TOKYO (Reuters) - Asian stocks and commodities extended losses on Wednesday, feeling the aftershocks of China's surprise devaluation of the yuan, which hit US equities overnight and pushed down already-weak emerging currencies.

This benefitted the US dollar, which rallied even against the safe-haven yen.

What caught the equity, commodity and currency markets off balance was a boon to key government debt such as US. Treasuries, German bunds and Japanese government bonds.

Taking early cues from Wall Street's overnight slide, MSCI's broadest index of Asia-Pacific shares outside Japan was down 0.2 perc ent to hit its lowest level since February 2014, although the decline was smaller than the previous day's 1.4 per cent slide.

Tokyo's Nikkei lost 0.3 per cent and South Korea's Kospi recovered from early losses and was flat. Australian shares dipped 0.3 per cent.

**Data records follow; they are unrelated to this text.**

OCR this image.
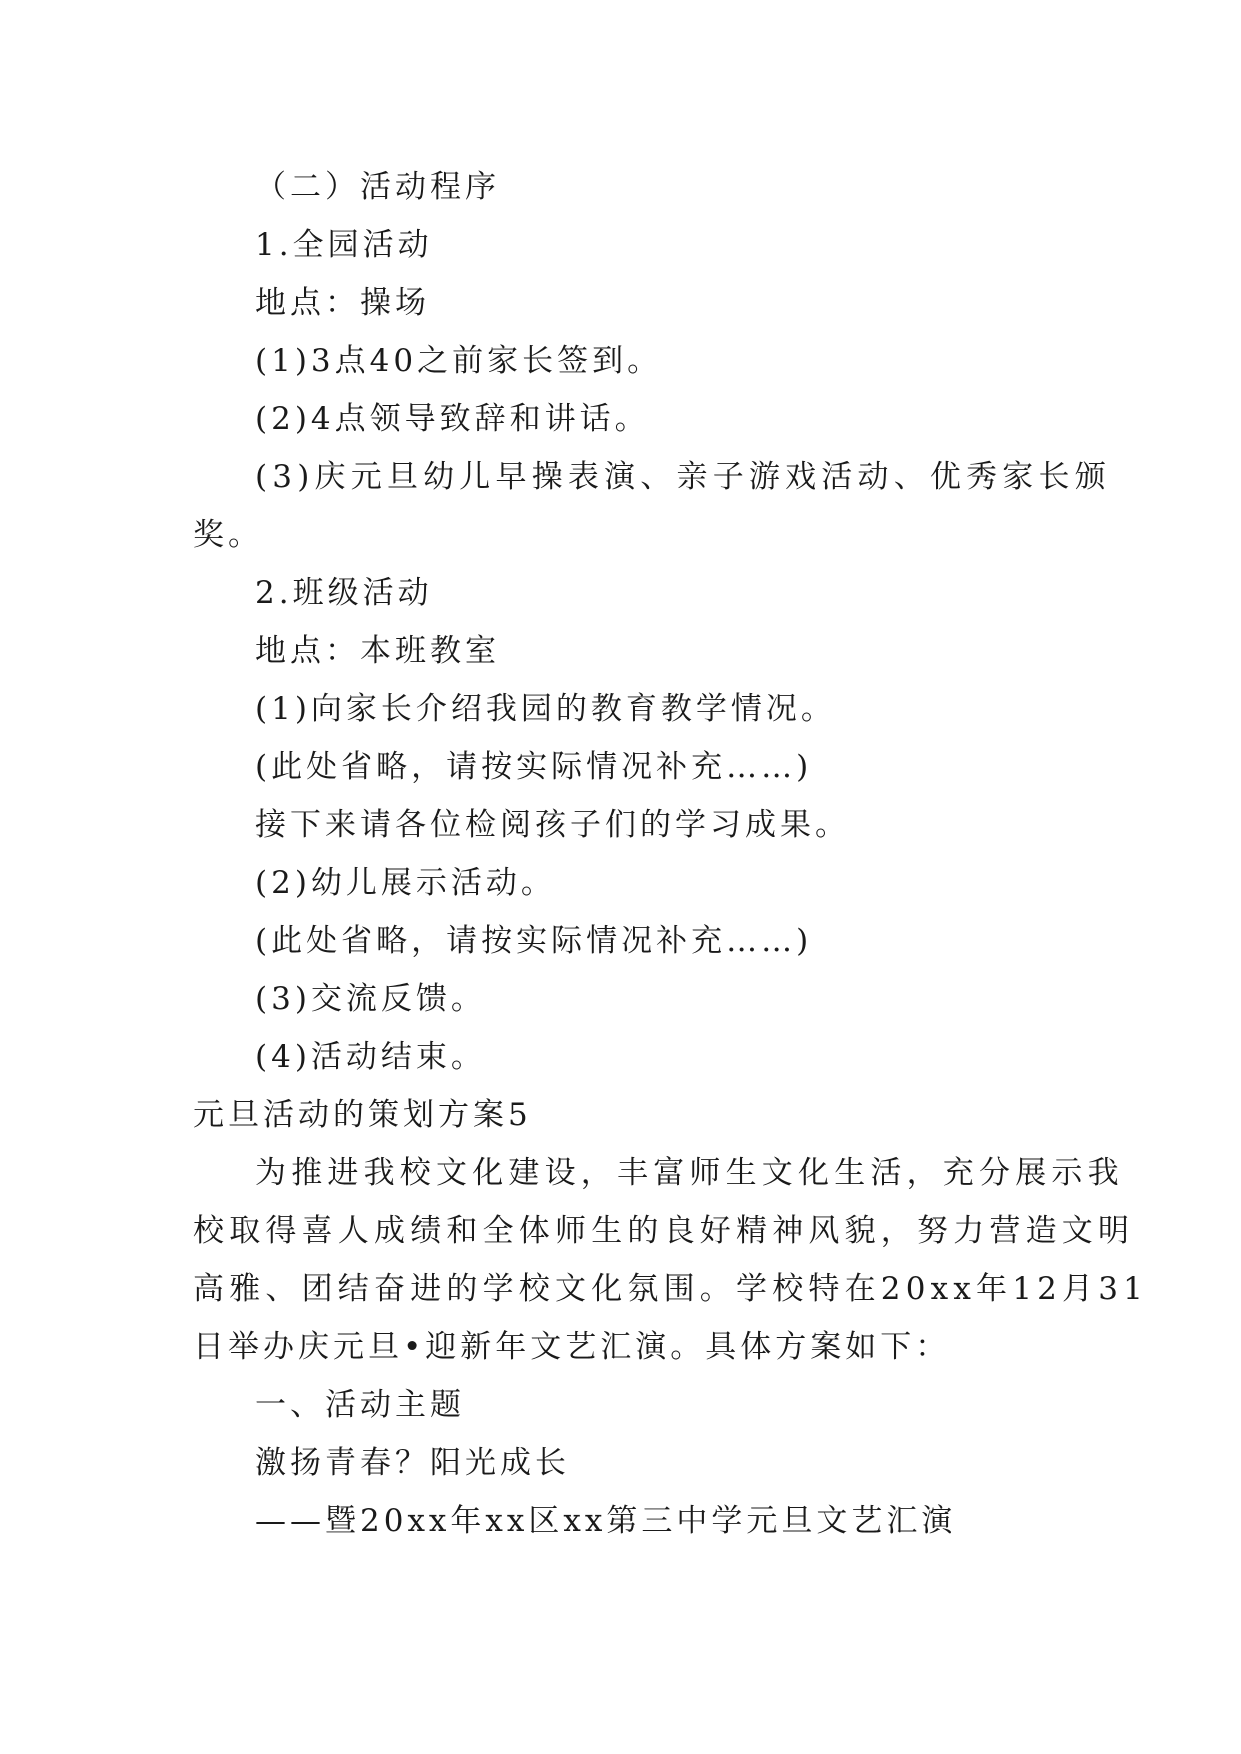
（二）活动程序
1.全园活动
地点：操场
(1)3点40之前家长签到。
(2)4点领导致辞和讲话。
(3)庆元旦幼儿早操表演、亲子游戏活动、优秀家长颁
奖。
2.班级活动
地点：本班教室
(1)向家长介绍我园的教育教学情况。
(此处省略，请按实际情况补充……)
接下来请各位检阅孩子们的学习成果。
(2)幼儿展示活动。
(此处省略，请按实际情况补充……)
(3)交流反馈。
(4)活动结束。
元旦活动的策划方案5
为推进我校文化建设，丰富师生文化生活，充分展示我
校取得喜人成绩和全体师生的良好精神风貌，努力营造文明
高雅、团结奋进的学校文化氛围。学校特在20xx年12月31
日举办庆元旦•迎新年文艺汇演。具体方案如下：
一、活动主题
激扬青春？阳光成长
——暨20xx年xx区xx第三中学元旦文艺汇演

The Dow fell 1.2 per cent and the S&P 500 shed 1 per cent overnight as China's devaluation of the yuan on Tuesday (Aug 11) hit companies with large exposure to the world's second biggest economy, such as Apple and Caterpillar .

China devalued the yuan by nearly 2 per cent on Tuesday in an attempt to prop up its flagging economy. The yuan's biggest fall since 1994 hit emerging currencies from South Korea to South Africa, making the US dollar broadly sought.

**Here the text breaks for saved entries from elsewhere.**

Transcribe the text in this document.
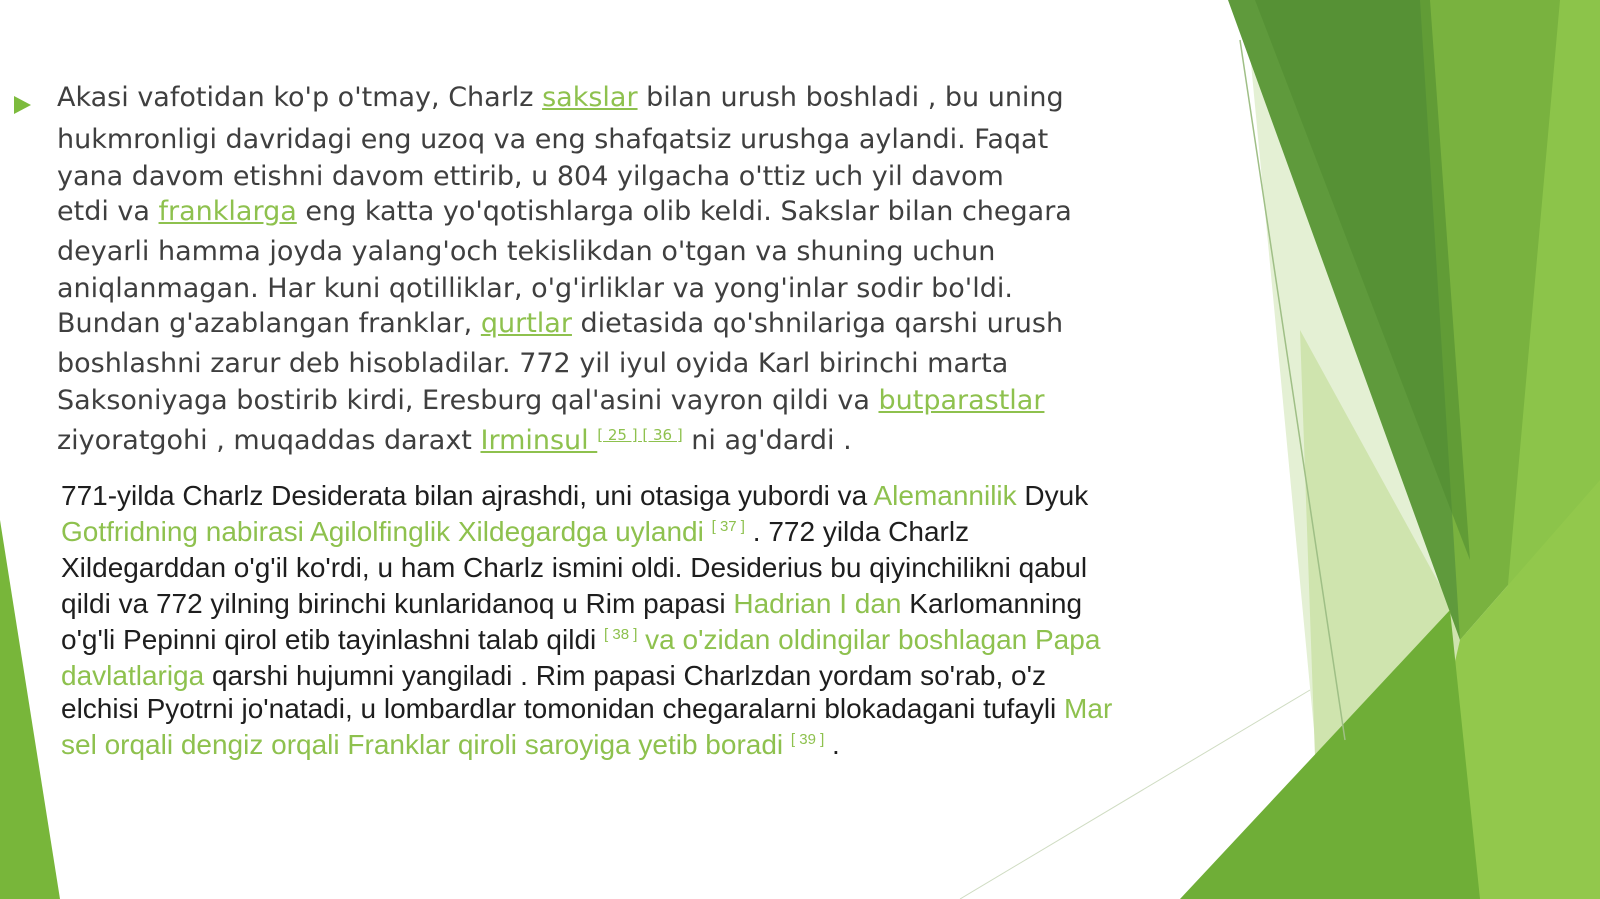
Akasi vafotidan ko'p o'tmay, Charlz sakslar bilan urush boshladi , bu uning
hukmronligi davridagi eng uzoq va eng shafqatsiz urushga aylandi. Faqat
yana davom etishni davom ettirib, u 804 yilgacha o'ttiz uch yil davom
etdi va franklarga eng katta yo'qotishlarga olib keldi. Sakslar bilan chegara
deyarli hamma joyda yalang'och tekislikdan o'tgan va shuning uchun
aniqlanmagan. Har kuni qotilliklar, o'g'irliklar va yong'inlar sodir bo'ldi.
Bundan g'azablangan franklar, qurtlar dietasida qo'shnilariga qarshi urush
boshlashni zarur deb hisobladilar. 772 yil iyul oyida Karl birinchi marta
Saksoniyaga bostirib kirdi, Eresburg qal'asini vayron qildi va butparastlar
ziyoratgohi , muqaddas daraxt Irminsul [ 25 ] [ 36 ] ni ag'dardi .
771-yilda Charlz Desiderata bilan ajrashdi, uni otasiga yubordi va Alemannilik Dyuk
Gotfridning nabirasi Agilolfinglik Xildegardga uylandi [ 37 ] . 772 yilda Charlz
Xildegarddan o'g'il ko'rdi, u ham Charlz ismini oldi. Desiderius bu qiyinchilikni qabul
qildi va 772 yilning birinchi kunlaridanoq u Rim papasi Hadrian I dan Karlomanning
o'g'li Pepinni qirol etib tayinlashni talab qildi [ 38 ] va o'zidan oldingilar boshlagan Papa
davlatlariga qarshi hujumni yangiladi . Rim papasi Charlzdan yordam so'rab, o'z
elchisi Pyotrni jo'natadi, u lombardlar tomonidan chegaralarni blokadagani tufayli Mar
sel orqali dengiz orqali Franklar qiroli saroyiga yetib boradi [ 39 ] .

The dollar stood near a two-month high of 125.21 yen brushing aside a slide in US. Treasury yields and speculation now held by some that the Federal Reserve could delay hiking interest rates in the wake of China's move. The euro hovered close to a two-week low of US$1.1089.

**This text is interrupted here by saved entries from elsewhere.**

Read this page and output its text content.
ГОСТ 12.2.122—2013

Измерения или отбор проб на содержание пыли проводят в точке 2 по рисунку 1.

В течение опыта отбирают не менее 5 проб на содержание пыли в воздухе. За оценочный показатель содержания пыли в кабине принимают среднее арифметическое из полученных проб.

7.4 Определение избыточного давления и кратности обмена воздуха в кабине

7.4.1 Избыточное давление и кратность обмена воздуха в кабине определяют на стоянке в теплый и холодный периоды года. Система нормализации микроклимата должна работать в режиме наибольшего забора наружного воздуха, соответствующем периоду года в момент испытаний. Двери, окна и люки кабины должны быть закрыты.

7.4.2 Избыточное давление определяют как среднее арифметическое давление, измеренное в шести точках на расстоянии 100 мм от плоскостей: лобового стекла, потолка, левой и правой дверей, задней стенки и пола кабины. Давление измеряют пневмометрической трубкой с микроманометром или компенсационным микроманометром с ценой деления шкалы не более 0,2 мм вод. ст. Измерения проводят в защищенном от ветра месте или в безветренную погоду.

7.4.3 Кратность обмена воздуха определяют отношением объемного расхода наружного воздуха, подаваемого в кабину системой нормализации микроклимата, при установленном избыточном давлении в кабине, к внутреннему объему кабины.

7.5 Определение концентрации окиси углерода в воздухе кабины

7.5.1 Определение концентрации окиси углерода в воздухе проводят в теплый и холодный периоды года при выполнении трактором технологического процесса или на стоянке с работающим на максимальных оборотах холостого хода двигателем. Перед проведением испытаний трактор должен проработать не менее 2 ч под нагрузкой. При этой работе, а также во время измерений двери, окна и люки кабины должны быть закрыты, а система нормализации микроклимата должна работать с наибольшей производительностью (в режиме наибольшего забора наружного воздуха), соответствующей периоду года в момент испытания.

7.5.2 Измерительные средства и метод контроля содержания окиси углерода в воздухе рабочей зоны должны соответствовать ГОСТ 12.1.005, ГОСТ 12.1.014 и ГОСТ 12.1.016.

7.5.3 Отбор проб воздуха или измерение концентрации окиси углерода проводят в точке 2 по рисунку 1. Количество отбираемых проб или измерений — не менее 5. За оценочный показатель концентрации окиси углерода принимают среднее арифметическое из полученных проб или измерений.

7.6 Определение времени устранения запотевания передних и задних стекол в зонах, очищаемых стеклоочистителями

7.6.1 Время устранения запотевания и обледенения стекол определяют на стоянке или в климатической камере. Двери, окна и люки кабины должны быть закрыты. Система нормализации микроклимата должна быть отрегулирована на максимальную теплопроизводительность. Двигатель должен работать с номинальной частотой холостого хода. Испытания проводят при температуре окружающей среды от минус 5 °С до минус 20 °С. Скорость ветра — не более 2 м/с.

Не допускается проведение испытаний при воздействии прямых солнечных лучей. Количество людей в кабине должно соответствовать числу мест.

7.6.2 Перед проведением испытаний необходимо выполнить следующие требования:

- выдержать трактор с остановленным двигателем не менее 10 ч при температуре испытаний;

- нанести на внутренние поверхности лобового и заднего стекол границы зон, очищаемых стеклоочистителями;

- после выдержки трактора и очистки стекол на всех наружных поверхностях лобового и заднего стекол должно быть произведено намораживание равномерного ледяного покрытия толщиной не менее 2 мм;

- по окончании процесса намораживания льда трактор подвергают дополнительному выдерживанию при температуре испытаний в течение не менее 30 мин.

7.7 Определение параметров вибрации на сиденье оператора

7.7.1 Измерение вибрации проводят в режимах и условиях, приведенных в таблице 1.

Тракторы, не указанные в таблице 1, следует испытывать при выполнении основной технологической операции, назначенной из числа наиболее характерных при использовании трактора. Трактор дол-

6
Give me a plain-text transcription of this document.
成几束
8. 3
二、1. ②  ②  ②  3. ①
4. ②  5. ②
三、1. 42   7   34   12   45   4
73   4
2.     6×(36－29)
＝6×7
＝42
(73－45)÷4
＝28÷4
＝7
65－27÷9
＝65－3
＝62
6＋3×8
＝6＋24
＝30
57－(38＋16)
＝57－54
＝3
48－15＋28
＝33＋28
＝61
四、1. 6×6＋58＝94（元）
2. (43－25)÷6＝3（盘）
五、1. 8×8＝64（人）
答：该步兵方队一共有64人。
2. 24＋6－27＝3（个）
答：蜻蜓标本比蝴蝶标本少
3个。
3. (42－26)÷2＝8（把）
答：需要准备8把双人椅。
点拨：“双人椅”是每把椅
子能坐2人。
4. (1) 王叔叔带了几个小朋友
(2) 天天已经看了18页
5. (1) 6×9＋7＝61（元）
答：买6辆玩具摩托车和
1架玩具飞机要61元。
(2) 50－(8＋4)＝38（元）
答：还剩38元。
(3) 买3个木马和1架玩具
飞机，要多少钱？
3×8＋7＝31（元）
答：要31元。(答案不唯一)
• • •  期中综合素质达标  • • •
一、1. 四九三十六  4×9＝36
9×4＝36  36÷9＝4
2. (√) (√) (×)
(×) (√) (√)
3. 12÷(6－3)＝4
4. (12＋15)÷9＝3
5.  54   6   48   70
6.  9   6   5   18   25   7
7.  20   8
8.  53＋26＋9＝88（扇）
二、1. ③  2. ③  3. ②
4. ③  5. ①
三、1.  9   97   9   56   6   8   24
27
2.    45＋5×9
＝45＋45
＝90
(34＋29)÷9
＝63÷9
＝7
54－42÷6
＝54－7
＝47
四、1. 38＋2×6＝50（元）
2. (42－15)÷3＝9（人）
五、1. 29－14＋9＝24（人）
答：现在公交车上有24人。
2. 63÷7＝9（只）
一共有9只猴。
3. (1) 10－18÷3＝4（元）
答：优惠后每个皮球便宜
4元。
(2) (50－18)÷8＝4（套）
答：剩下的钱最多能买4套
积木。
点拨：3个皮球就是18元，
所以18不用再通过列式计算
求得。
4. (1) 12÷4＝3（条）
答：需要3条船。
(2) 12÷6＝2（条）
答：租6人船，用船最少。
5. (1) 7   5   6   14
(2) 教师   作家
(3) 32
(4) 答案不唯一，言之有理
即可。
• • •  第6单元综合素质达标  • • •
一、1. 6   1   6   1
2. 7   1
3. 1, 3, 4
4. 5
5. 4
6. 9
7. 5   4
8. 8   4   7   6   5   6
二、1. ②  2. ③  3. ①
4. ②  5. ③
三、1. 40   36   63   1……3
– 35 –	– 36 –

The Australian dollar, which tanked 1.5 per cent overnight due to its status as a liquid China proxy, limped up 0.2 per cent to US$0.7316.

Analysts pondered how investors will react to China's surprise decision once the dust begins to settle.

"The bottom line is that we believe investors will orientate portfolios towards more rate cuts rather than currency weakness. Real rates are way too high, in our view," wrote Sean Darby, chief global equity strategist at Jeffries.

Meanwhile, the devaluation by the People's Bank of China (PBOC) also raised further questions regarding the health of the Chinese economy and cooled appetite for risky assets and commodities.

US crude fell more than 4 per cent overnight to a six-year low before managing to recover 1.1 per cent to US$43.57 a barrel early on Wednesday.

Copper and aluminium also hit six-year lows on Tuesday after China devalued its currency, fuelling worries about a glut of aluminium and boosting the cost of commodities for the world's top metals consumer.

Copper posted a modest bounce after the overnight slide, with three-month copper on the London Metal Exchange (LME) edging up 0.7 per cent to US$5,159 a tonne.

The benchmark 10-year Treasury note yield declined to a two-month low of 2.114 per cent overnight before pulling back to 2.155 per cent. Its 10-year Japanese counterpart fell to a three-month trough of 0.38 per cent.